Caro Suerkemper

"What does an object ..
"What does an object which is being looked at seek to achieve?" asked Caro Suerkemper during an interview in 2002. This is a question also put by the protagonists in her pictures. They entangle the onlooker in thoughts about the interaction of perception and wish, enticement and compliance, desire and control, power and helplessness. Caro Suerkemper dresses her keen interest in differences in optical stimuli and shimmering colours; peculiar sketching suffuses the self-representation of her figures. The comic effect in no way robs the pictures of their contrasting energy; it increases their potential to confuse.

Caro Suerkemper's small watercolours and gouaches almost exclusively place women in the spotlight. Many of these characters appear constrained, whether they are wearing traditional dresses or stripped naked in bizarre lust and bondage scenarios.
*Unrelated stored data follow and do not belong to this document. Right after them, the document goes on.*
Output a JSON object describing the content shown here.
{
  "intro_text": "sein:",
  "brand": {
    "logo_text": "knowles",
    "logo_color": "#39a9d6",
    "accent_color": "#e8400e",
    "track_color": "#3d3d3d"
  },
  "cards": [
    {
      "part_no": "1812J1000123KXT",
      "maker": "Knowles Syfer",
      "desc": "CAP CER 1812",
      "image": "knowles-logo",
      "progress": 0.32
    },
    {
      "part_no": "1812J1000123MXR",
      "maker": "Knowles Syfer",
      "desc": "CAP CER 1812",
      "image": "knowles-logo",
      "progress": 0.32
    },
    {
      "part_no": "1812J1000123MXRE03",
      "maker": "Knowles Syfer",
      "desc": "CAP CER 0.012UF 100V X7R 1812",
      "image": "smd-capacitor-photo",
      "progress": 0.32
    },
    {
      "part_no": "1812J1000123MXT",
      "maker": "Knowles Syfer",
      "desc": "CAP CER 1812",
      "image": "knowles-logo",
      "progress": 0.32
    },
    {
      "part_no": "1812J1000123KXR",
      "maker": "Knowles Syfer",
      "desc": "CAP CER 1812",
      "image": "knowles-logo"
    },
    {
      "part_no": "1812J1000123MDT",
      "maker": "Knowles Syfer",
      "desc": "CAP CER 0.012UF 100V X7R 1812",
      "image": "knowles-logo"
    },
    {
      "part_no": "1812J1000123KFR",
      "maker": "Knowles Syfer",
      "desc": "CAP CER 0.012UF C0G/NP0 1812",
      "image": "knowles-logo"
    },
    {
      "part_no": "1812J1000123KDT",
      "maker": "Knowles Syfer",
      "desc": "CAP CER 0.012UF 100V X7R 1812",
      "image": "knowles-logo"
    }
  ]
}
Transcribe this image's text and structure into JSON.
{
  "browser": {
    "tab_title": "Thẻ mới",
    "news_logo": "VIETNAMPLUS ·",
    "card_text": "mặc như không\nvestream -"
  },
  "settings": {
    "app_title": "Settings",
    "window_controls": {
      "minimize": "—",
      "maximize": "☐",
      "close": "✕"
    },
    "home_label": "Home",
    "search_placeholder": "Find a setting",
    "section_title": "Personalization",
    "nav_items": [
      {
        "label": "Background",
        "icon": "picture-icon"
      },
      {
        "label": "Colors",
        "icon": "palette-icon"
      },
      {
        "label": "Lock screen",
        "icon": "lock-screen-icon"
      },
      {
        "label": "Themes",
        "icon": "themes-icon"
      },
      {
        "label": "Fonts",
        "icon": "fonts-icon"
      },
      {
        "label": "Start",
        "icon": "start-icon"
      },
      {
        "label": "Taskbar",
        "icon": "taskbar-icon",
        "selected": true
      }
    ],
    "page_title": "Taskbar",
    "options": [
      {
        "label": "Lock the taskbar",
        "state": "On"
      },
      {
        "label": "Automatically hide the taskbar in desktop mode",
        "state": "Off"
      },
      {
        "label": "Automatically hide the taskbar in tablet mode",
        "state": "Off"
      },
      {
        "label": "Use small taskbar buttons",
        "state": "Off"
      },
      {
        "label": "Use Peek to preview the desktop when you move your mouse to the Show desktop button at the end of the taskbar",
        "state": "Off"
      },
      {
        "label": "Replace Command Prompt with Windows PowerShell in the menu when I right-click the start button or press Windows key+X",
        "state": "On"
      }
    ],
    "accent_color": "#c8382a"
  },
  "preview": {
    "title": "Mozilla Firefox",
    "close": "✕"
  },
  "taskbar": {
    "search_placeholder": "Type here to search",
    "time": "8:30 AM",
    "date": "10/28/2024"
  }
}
The uniform effect of the tightly tied bodices of their dresses contrasts with the voluntary bondage rituals: images which are prim and proper on the one hand and crazy on the other mirror real orders and conventions in equal measure. They collide with Suerkemper's style of representation which affords the colour itself a life of its own. Watercolours surround the characters with flowing mood settings, melting the contours and unravelling motive correlations in the form of islands sparingly set against the white of the paper. The colour is disconnected from the function of the markings.

Consequently, there's an ambiguous approximation to many of the scenes which she paints. Caro Suerkemper prefers to merely hint at stories, she seeks a state of suspense with an uncertain outcome. Her works link the loose ends of storylines with tense momentary images which often remind us of snapshots or stills from films through their suggestive illumination. The close similarity to photography and the cinema reveal that Suerkemper's motifs aren't so much inventions as finds. The artist chooses her raw material from the bottomless pit of images which anyone can access in books, magazines and on the Internet. Some of the motifs withstand Caro Suerkemper's analytical eye and undergo a process of transfer and assimilation, which leads to what in some cases are tiny pencil sketches and on to watercolours and gouaches. The old contexts are cast off during the transition from someone else's picture to her own. It requires the onlooker to make it new.